Still, at least we have Pacino. Even though he’s playing the role at half speed he at least appears to have a pulse, which already gives him an advantage over the rest of the film. It’s a surprisingly underpowered Pacino turn - a shambling, croaky display which always seems to be building to a “Hoo-Hah!” that never arrives - but he does have the monopoly on any interesting or amusing touches which Two for the Money may possess. When bawling out one of his employees (Jeremy Piven, doing well with nothing), he shouts “your customers are jumping ship, you lactose-intolerant fuck!”. You what? It’s a line so arbitrary and nonsensical that it thankfully relieves the boredom the film had induced. There are other good Shouty Al lines - “you want something from me you’re going to have to rip it from my talons” - and a nice scene when he hands out his business card at a Gamblers' Anonymous meeting; but his efforts can’t sustain a turgid tale which runs over two hours.

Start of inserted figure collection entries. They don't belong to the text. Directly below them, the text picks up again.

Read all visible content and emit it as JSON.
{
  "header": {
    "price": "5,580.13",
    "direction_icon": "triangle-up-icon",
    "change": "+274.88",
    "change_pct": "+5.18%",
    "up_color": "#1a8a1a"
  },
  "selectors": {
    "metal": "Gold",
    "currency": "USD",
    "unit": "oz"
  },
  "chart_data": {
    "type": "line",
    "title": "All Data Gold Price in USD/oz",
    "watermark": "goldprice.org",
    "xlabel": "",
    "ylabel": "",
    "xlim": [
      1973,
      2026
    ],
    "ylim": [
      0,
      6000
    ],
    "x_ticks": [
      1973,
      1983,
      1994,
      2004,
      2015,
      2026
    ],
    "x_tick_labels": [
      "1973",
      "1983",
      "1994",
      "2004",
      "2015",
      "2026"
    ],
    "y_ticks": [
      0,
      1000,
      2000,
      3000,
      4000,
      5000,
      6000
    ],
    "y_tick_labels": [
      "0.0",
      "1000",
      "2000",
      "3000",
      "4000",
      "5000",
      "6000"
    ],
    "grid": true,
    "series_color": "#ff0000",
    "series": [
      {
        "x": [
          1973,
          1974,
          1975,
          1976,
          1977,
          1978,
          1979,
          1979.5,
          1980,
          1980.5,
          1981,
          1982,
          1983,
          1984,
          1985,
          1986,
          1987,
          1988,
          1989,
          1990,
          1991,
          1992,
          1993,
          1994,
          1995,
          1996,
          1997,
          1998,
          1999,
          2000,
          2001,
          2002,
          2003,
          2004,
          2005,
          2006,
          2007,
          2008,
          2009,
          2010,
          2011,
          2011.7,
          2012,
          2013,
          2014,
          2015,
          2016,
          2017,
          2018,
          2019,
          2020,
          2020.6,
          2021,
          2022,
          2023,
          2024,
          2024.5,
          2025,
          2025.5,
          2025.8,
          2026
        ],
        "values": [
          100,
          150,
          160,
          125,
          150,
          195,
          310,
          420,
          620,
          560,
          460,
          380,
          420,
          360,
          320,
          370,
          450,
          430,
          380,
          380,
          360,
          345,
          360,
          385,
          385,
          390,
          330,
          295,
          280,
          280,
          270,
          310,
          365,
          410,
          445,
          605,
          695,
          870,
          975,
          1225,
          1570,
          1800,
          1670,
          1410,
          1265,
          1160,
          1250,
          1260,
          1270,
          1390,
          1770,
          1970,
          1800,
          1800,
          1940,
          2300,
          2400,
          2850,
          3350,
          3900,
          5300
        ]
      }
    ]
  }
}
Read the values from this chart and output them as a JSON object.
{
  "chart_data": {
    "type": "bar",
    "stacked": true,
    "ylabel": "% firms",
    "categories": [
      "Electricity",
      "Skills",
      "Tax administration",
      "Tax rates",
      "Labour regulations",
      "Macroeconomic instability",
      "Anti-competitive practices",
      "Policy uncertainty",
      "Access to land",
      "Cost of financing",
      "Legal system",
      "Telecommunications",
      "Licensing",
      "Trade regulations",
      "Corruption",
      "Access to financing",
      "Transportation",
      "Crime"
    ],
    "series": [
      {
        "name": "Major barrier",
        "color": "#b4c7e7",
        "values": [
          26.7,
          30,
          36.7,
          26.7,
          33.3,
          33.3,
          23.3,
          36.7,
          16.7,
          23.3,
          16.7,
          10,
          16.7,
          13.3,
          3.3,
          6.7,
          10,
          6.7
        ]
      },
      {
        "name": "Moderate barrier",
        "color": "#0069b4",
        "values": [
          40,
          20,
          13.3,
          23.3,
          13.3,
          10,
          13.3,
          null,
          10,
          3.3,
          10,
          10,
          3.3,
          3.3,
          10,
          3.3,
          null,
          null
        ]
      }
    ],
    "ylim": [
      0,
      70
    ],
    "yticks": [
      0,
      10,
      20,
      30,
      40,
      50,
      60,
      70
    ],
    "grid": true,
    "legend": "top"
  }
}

Two for the Money gets more wayward and incomprehensible as it wears on. It loses the plot completely at the climax, where attempts to wring a sense of pathos from this tale are doomed to failure. There are attempts here and there to explore the father/son dynamic between Walter and Brandon but anything even remotely meaningful or interesting quickly gets lost in the general cacophony. Two for the Money is loud, dumb and long; and I’m pretty sure that the majority of people who do subject themselves to this testosterone assault will come to regret it. In fact, I’d be willing to bet on it.